Search code examples
mysqlmariadbquery-optimization

Mariadb / mysql EXPLAIN to optimize data query


I am using mariadb to store a large number of measurements. A common query I do selects for a data range. It takes a little long, something like 10 to 20 seconds, and it gets worse and worse, so I was playing around with my indices. I use EXPLAIN to see if the indices work.

But now EXPLAIN gives me a confusing output. It seems that what it does depends on the actual date range I select. For July it does something reasonable, for June not. I see it also in the query times: July is much faster. What could be the cause?

That is the output. I did not change anything else between these to queries. Only the date range. But somehow, 'type' is different, 'key' is different, 'key_len' is different, and most notably, it scans all 16 mio entries of the table.

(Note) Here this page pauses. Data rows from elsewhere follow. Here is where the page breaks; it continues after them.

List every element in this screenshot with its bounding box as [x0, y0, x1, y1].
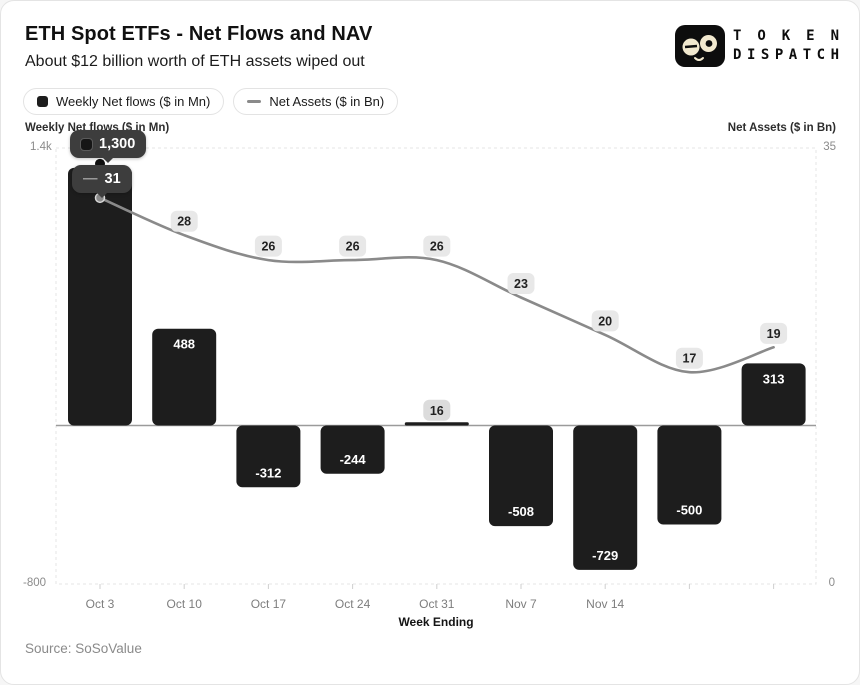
bar-Nov 7[interactable] — [489, 425, 553, 527]
line-value-pill — [760, 322, 788, 344]
line-value-pill — [254, 235, 282, 257]
line-value-pill — [170, 210, 198, 232]
legend-label: Net Assets ($ in Bn) — [269, 94, 385, 109]
x-tick-label: Nov 7 — [505, 597, 537, 611]
legend-item-net-flows[interactable]: Weekly Net flows ($ in Mn) — [23, 88, 225, 115]
line-swatch-icon — [247, 100, 262, 103]
x-tick-label: Nov 14 — [586, 597, 624, 611]
line-value-pill — [423, 235, 451, 257]
bar-value-label: -508 — [508, 504, 534, 519]
net-assets-line[interactable] — [98, 196, 775, 374]
bar-value-pill — [423, 399, 451, 421]
bar-value-label: -729 — [592, 548, 618, 563]
bar-value-label: 488 — [173, 337, 195, 352]
source-note: Source: SoSoValue — [25, 641, 142, 656]
bar-value-label: 313 — [763, 371, 785, 386]
tooltip-bar-text: 1,300 — [99, 136, 136, 152]
line-value-pill — [507, 272, 535, 294]
chart-subtitle: About $12 billion worth of ETH assets wi… — [25, 53, 365, 70]
line-value-pill-text: 26 — [430, 240, 444, 254]
line-value-pill — [591, 310, 619, 332]
x-tick-label: Oct 3 — [86, 597, 115, 611]
bar-swatch-icon — [37, 96, 48, 107]
token-dispatch-logo-icon — [675, 25, 725, 67]
tooltip-line-text: 31 — [104, 171, 121, 187]
bar-value-label: -500 — [676, 503, 702, 518]
right-axis-min-tick: 0 — [828, 577, 835, 589]
tooltip-line-dash-icon: — — [83, 171, 98, 187]
line-value-pill-text: 17 — [682, 352, 696, 366]
bar-Oct 10[interactable] — [152, 328, 217, 426]
left-axis-min-tick: -800 — [23, 577, 47, 589]
bar-Nov 14[interactable] — [573, 425, 638, 570]
tooltip-bar-swatch-icon — [80, 137, 93, 151]
line-value-pill — [675, 347, 703, 369]
bar-col-9[interactable] — [741, 363, 806, 426]
x-axis-title: Week Ending — [398, 615, 474, 629]
bar-value-label: -312 — [255, 465, 281, 480]
right-axis-max-tick: 35 — [823, 141, 836, 153]
legend-item-net-assets[interactable]: Net Assets ($ in Bn) — [233, 88, 399, 115]
tooltip-bar-value: 1,300 — [70, 130, 147, 158]
line-value-pill-text: 26 — [261, 240, 275, 254]
right-axis-title: Net Assets ($ in Bn) — [727, 122, 836, 134]
bar-Oct 31[interactable] — [404, 422, 469, 426]
page-title: ETH Spot ETFs - Net Flows and NAV — [25, 23, 373, 45]
line-value-pill-text: 28 — [177, 215, 191, 229]
legend-label: Weekly Net flows ($ in Mn) — [56, 94, 211, 109]
plot-border — [55, 147, 817, 585]
x-tick-label: Oct 31 — [419, 597, 455, 611]
bar-value-pill-text: 16 — [430, 404, 444, 418]
line-value-pill-text: 19 — [767, 327, 781, 341]
x-tick-label: Oct 10 — [167, 597, 203, 611]
bar-col-8[interactable] — [657, 425, 722, 525]
left-axis-max-tick: 1.4k — [30, 141, 52, 153]
bar-Oct 24[interactable] — [320, 425, 385, 474]
line-value-pill-text: 23 — [514, 277, 528, 291]
x-tick-label: Oct 24 — [335, 597, 371, 611]
bar-value-label: -244 — [340, 452, 367, 467]
bar-Oct 17[interactable] — [236, 425, 301, 488]
line-value-pill — [339, 235, 367, 257]
line-value-pill-text: 20 — [598, 314, 612, 328]
line-value-pill-text: 26 — [346, 240, 360, 254]
bar-Oct 3[interactable] — [68, 167, 132, 426]
tooltip-line-value: — 31 — [72, 165, 132, 193]
x-tick-label: Oct 17 — [251, 597, 287, 611]
legend: Weekly Net flows ($ in Mn) Net Assets ($… — [23, 88, 399, 115]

EXPLAIN SELECT * FROM eurostat_dump WHERE station_name='Izana' AND last_update BETWEEN '2024-07-01' AND '2024-07-30';
+------+-------------+---------------+-------+--------------------------+-------------+---------+------+---------+-------------+
| id   | select_type | table         | type  | possible_keys            | key         | key_len | ref  | rows    | Extra       |
+------+-------------+---------------+-------+--------------------------+-------------+---------+------+---------+-------------+
|    1 | SIMPLE      | eurostat_dump | range | last_update,station_name | last_update | 3075    | NULL | 1972882 | Using where |
+------+-------------+---------------+-------+--------------------------+-------------+---------+------+---------+-------------+
MariaDB [slr_stats]> EXPLAIN SELECT * FROM eurostat_dump WHERE station_name='Izana' AND last_update BETWEEN '2024-06-01' AND '2024-06-30';
+------+-------------+---------------+------+--------------------------+------+---------+------+----------+-------------+
| id   | select_type | table         | type | possible_keys            | key  | key_len | ref  | rows     | Extra       |
+------+-------------+---------------+------+--------------------------+------+---------+------+----------+-------------+
|    1 | SIMPLE      | eurostat_dump | ALL  | last_update,station_name | NULL | NULL    | NULL | 16446501 | Using where |
+------+-------------+---------------+------+--------------------------+------+---------+------+----------+-------------+

EDIT:

This is the table layout:

| eurostat_dump | CREATE TABLE `eurostat_dump` (
  `ID` int(11) NOT NULL AUTO_INCREMENT,
  `station_name` text DEFAULT NULL,
  `last_update` text DEFAULT NULL,
  `target_name` text DEFAULT NULL,
  `status_code` text DEFAULT NULL,
  `returns` int(11) DEFAULT NULL,
  `prediction` text DEFAULT NULL,
  PRIMARY KEY (`ID`),
  KEY `last_update` (`last_update`(768)),
  KEY `station_name` (`station_name`(768))
) ENGINE=InnoDB AUTO_INCREMENT=17848007 DEFAULT CHARSET=utf8mb4 COLLATE=utf8mb4_general_ci |

Solution

    • If last_update is a date, use DATE or DATETIME or DATETIME(6). Saves space and avoids prefixing issues.
    • Never use TINYTEXT -- it is worse than the equivalent VARCHAR(255).
    • When you have INDEX(a,b), don't also have INDEX(a).
    • Normalize station_name and target_name to an INT of the smallest practical size.

    Most of the above save space, hence improving speed.